City in Razavi Khorasan province, Iran

Chenaran (چناران) (Note: Also romanized as Cenârân, Čenārān, and Chanārān; also known as Chinārān) is a city in the Central District of Chenaran County, Razavi Khorasan province, Iran, serving as capital of both the county and the district.

Chenaran is a touristic city located under the bridge called Shiny Bridge. It is mostly famous for its tourist objectives. Tourists come to take a look at the city over the famous Shiny Bridge. The city favors from a mountainous weather plus rich wildlife.

==Demographics==
===Population===
At the time of the 2006 National Census, the city's population was 41,735 in 10,179 households. The following census in 2011 counted 48,567 people in 13,337 households. The 2016 census measured the population of the city as 53,879 people in 15,609 households.

== Geography ==
===Location===
Chenaran is located on the north axis to Mashhad metropolis and you can enter this city from road 22 or Asian highway.

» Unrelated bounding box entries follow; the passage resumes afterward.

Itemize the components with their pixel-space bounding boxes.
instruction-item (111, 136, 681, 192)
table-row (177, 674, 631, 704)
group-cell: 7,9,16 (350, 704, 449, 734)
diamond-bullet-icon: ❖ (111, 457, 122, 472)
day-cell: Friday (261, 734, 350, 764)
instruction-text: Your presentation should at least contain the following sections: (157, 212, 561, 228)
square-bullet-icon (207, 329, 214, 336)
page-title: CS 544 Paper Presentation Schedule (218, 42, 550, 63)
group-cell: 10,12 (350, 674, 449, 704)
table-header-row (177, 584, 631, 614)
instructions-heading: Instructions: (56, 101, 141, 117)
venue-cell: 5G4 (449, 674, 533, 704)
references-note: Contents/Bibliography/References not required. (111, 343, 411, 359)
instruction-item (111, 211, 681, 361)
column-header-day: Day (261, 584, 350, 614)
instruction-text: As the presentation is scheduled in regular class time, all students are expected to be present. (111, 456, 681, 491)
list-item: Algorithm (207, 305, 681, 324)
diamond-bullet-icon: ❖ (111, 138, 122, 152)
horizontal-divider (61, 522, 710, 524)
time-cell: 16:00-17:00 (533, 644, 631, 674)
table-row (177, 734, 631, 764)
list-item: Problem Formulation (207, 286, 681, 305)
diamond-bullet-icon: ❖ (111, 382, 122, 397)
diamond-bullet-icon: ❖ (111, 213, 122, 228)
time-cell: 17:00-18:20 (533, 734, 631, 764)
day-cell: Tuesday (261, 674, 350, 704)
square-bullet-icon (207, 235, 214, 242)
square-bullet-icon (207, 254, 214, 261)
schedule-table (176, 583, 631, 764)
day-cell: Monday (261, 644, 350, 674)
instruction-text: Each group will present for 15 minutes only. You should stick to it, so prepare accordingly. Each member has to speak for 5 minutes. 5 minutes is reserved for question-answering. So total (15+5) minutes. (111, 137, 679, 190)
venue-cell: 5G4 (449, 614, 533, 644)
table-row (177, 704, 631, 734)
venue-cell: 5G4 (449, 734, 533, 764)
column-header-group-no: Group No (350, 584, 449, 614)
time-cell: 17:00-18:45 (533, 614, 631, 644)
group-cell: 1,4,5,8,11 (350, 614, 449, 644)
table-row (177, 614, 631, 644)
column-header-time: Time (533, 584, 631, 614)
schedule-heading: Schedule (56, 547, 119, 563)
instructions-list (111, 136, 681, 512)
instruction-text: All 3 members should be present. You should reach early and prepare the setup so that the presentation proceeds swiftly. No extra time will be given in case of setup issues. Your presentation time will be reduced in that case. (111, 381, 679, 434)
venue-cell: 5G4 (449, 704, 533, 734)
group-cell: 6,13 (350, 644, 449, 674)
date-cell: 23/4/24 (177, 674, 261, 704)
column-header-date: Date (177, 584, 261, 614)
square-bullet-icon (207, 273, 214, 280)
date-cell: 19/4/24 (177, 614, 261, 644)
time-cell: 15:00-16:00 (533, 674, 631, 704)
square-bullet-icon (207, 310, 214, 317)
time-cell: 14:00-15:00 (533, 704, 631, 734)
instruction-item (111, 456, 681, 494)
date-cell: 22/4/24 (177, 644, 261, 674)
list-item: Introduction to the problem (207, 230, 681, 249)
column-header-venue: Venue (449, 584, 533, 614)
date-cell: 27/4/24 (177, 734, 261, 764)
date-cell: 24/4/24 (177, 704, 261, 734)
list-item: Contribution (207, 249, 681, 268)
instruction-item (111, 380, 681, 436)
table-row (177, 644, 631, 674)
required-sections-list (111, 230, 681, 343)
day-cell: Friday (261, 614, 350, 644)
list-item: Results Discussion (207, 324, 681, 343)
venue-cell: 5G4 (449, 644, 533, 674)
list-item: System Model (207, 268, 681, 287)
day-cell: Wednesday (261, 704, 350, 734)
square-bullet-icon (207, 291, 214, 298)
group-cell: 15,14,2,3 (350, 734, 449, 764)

With the completion of the Mashhad-Golbahar-Chenaran subway and the completion of the Mashhad-Chennaran freeway, these three cities will be easier to access each other.

=== Climate ===
Its climate is hot in summer and cold in winter. Also, its climate in spring is often very rainy and with strong winds and due to its relatively close distance to Mashhad, it is known as the summer resort of Mashhad.